RIUNIONE DI GRUPPI E' PREVISTA DA COSTITUZIONE - «I gruppi parlamentari - hanno scritto -, nella loro autonomia costituzionalmente garantita, hanno ritenuto di riunirsi, per esaminare le prospettive di vicende prossime che investiranno direttamente attribuzioni rimesse in via esclusiva agli organi parlamentari dall'articolo 66 della Costituzione. L'assemblea non era finalizzata né ad assumere decisioni sul governo del paese né, tantomeno, anche per l'evidente illegittimità di simili ipotesi, ad assumere orientamenti operativi sulle decisioni della magistratura o sulle prerogative del capo dello Stato. Né la riunione era istituzionalmente volta a manifestare solidarietà al presidente Berlusconi, parlamentare anch'egli e leader del partito, pur essendo questa una eventualità che non costituirebbe, com'è di tutta evidenza, alcuna ipotesi di comportamento inappropriato o ingiustificabile da parte di coloro che condividono, con il presidente Berlusconi, i medesimi orientamenti politici e le medesime battaglie».

NESSUNA INTERFERENZA SU COLLE O PREMIER - «Nessuno - hanno osservato Brunetta e Schifani - ha voluto interferire con la vita del governo o con le decisioni del presidente del consiglio e del capo dello Stato. In gioco è solo, ma si tratta della questione più importante per dei parlamentari, il rispetto della Costituzione da parte dell'organo che rappresenta direttamente la sovranità nazionale: il Parlamento della Repubblica. Desumere ulteriori intenzioni non corrisponde alle motivazioni dell'iniziativa che è e rimane rimessa alla sola libera coscienza di ciascun parlamentare di Fi».

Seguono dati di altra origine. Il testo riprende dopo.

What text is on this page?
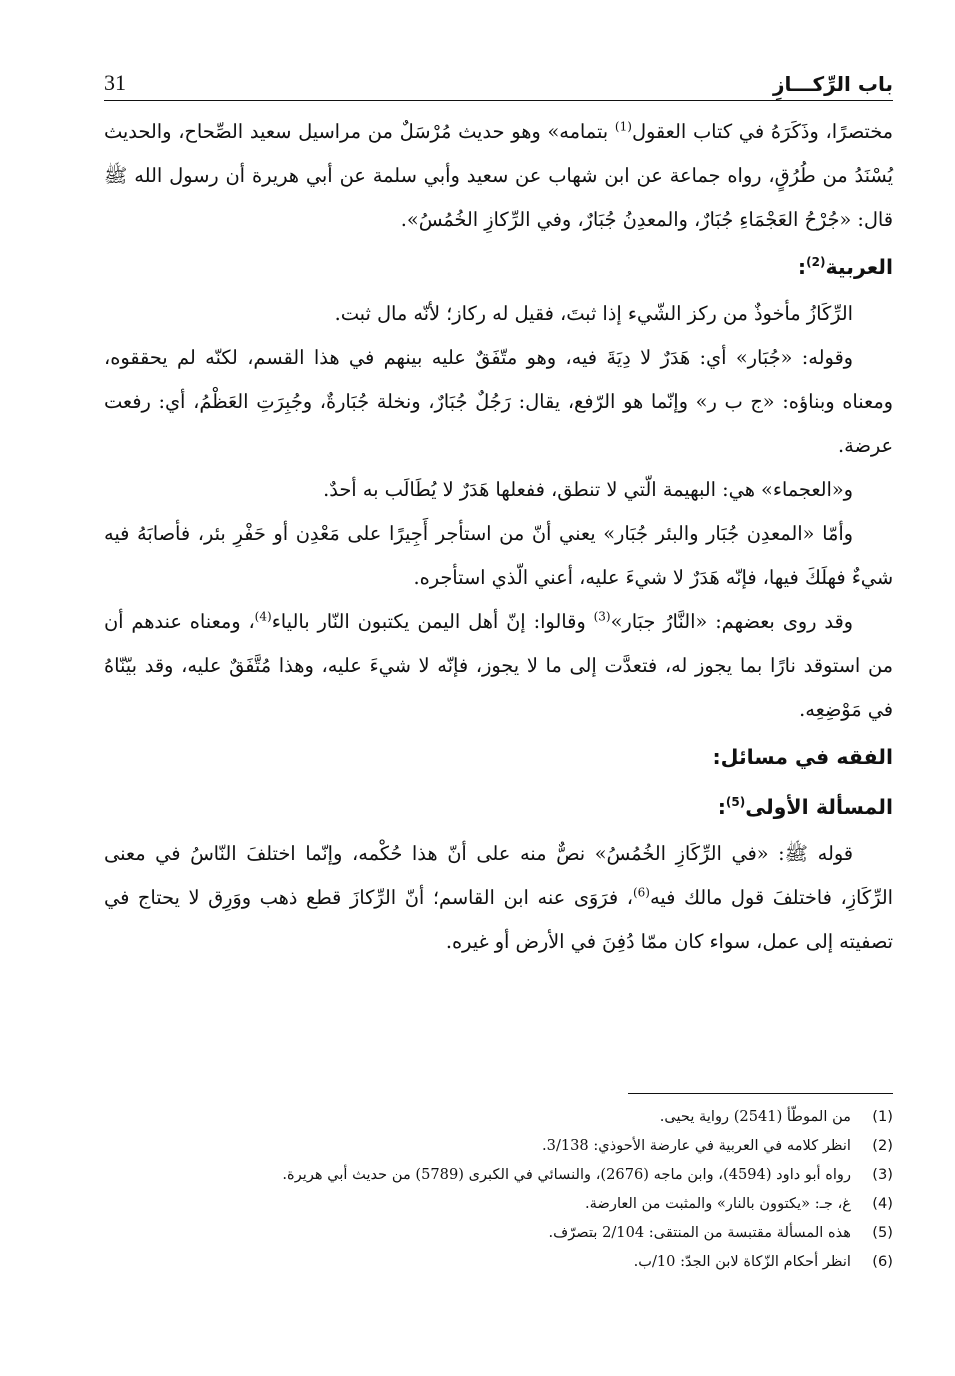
باب الرِّكـــازِ
31

مختصرًا، وذَكَرَهُ في كتاب العقول$^{(1)}$ بتمامه» وهو حديث مُرْسَلٌ من مراسيل سعيد الصِّحاح، والحديث يُسْنَدُ من طُرُقٍ، رواه جماعة عن ابن شهاب عن سعيد وأبي سلمة عن أبي هريرة أن رسول الله ﷺ قال: «جُرْحُ العَجْمَاءِ جُبَارٌ، والمعدِنُ جُبَارٌ، وفي الرِّكازِ الخُمُسُ».

العربية$^{(2)}$:

الرِّكَازُ مأخوذٌ من ركز الشّيء إذا ثبتَ، فقيل له ركاز؛ لأنّه مال ثبت.

وقوله: «جُبَار» أي: هَدَرٌ لا دِيَةَ فيه، وهو متّفَقٌ عليه بينهم في هذا القسم، لكنّه لم يحققوه، ومعناه وبناؤه: «ج ب ر» وإنّما هو الرّفع، يقال: رَجُلٌ جُبَارٌ، ونخلة جُبَارةٌ، وجُبِرَتِ العَظْمُ، أي: رفعت عرضة.

و«العجماء» هي: البهيمة الّتي لا تنطق، ففعلها هَدَرٌ لا يُطَالَب به أحدٌ.

وأمّا «المعدِن جُبَار والبئر جُبَار» يعني أنّ من استأجر أَجِيرًا على مَعْدِن أو حَفْرِ بئر، فأصابَهُ فيه شيءٌ فهلَكَ فيها، فإنّه هَدَرٌ لا شيءَ عليه، أعني الّذي استأجره.

وقد روى بعضهم: «النَّارُ جبَار»$^{(3)}$ وقالوا: إنّ أهل اليمن يكتبون النّار بالياء$^{(4)}$، ومعناه عندهم أن من استوقد نارًا بما يجوز له، فتعدَّت إلى ما لا يجوز، فإنّه لا شيءَ عليه، وهذا مُتَّفَقٌ عليه، وقد بيّنّاهُ في مَوْضِعِه.

الفقه في مسائل:

المسألة الأولى$^{(5)}$:

قوله ﷺ: «في الرِّكَازِ الخُمُسُ» نصٌّ منه على أنّ هذا حُكْمه، وإنّما اختلفَ النّاسُ في معنى الرِّكَازِ، فاختلفَ قول مالك فيه$^{(6)}$، فرَوَى عنه ابن القاسم؛ أنّ الرِّكازَ قطع ذهب ووَرِق لا يحتاج في تصفيته إلى عمل، سواء كان ممّا دُفِنَ في الأرض أو غيره.

(1)
من الموطّأ (2541) رواية يحيى.
(2)
انظر كلامه في العربية في عارضة الأحوذي: 3/138.
(3)
رواه أبو داود (4594)، وابن ماجه (2676)، والنسائي في الكبرى (5789) من حديث أبي هريرة.
(4)
غ، جـ: «يكتوون بالنار» والمثبت من العارضة.
(5)
هذه المسألة مقتبسة من المنتقى: 2/104 بتصرّف.
(6)
انظر أحكام الزّكاة لابن الجدّ: 10/ب.
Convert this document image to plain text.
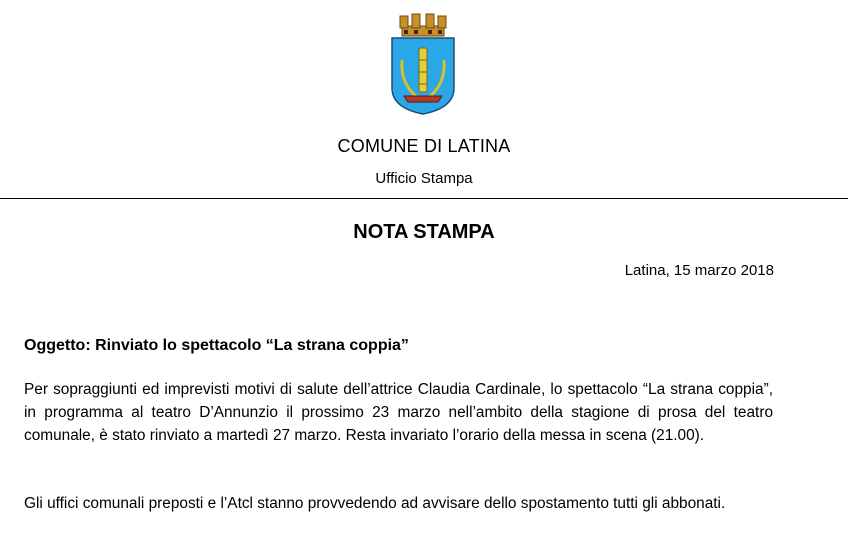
COMUNE DI LATINA
Ufficio Stampa
NOTA STAMPA
Latina, 15 marzo 2018
Oggetto: Rinviato lo spettacolo “La strana coppia”

Per sopraggiunti ed imprevisti motivi di salute dell’attrice Claudia Cardinale, lo spettacolo “La strana coppia”, in programma al teatro D’Annunzio il prossimo 23 marzo nell’ambito della stagione di prosa del teatro comunale, è stato rinviato a martedì 27 marzo. Resta invariato l’orario della messa in scena (21.00).

Gli uffici comunali preposti e l’Atcl stanno provvedendo ad avvisare dello spostamento tutti gli abbonati.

SCEGLIERE IN LIBERTA' - «L'oggetto della riunione - ha proseguito la lettera a Napolitano - riguardava viceversa l'atteggiamento da assumere, ciascuno nella propria libertà, come si addice a parlamentari che rappresentano la Nazione e godono delle guarentigie di cui all'articolo 67 della Costituzione, rispetto all'orientamento del Senato della Repubblica, che sembra ormai farsi strada e che comunque rappresenta un'eventualità molto concreta, in ordine alle determinazioni sull'applicazione al senatore Berlusconi della legge Severino. In particolare, si tratta, come ella sa, di una pronunzia che il Senato dovrà assumere nella propria qualità di organo della verifica dei poteri ai sensi dell'articolo 66 della Costituzione, qualità che, secondo costante orientamento della Corte di cassazione e della Corte costituzionale, costituisce esercizio, seppure speciale, di funzioni giurisdizionali».

SU SEVERINO DIBATTITO APERTO - «Che sulla legge Severino - hanno concluso i capigruppo - vi siamo consistenti dubbi di legittimità qualora la si voglia applicare al caso Berlusconi è dimostrato dalle tantissime voci, di ogni orientamento culturale, che tra i giuristi ed esperti si sono nelle ultime settimane levate. Il rifiuto di ascoltare questi dubbi da parte di molti parlamentari, malgrado ci si trovi in una sede di verifica dei poteri, è stato ritenuto dalla totalità dei partecipanti alla riunione dei gruppi di Forza Italia, un'inaccettabile negazione dello Stato costituzionale di diritto, tale da rendere intollerabile la permanenza in un Parlamento che si dimostrasse cosi sordo alle ragioni della legalità».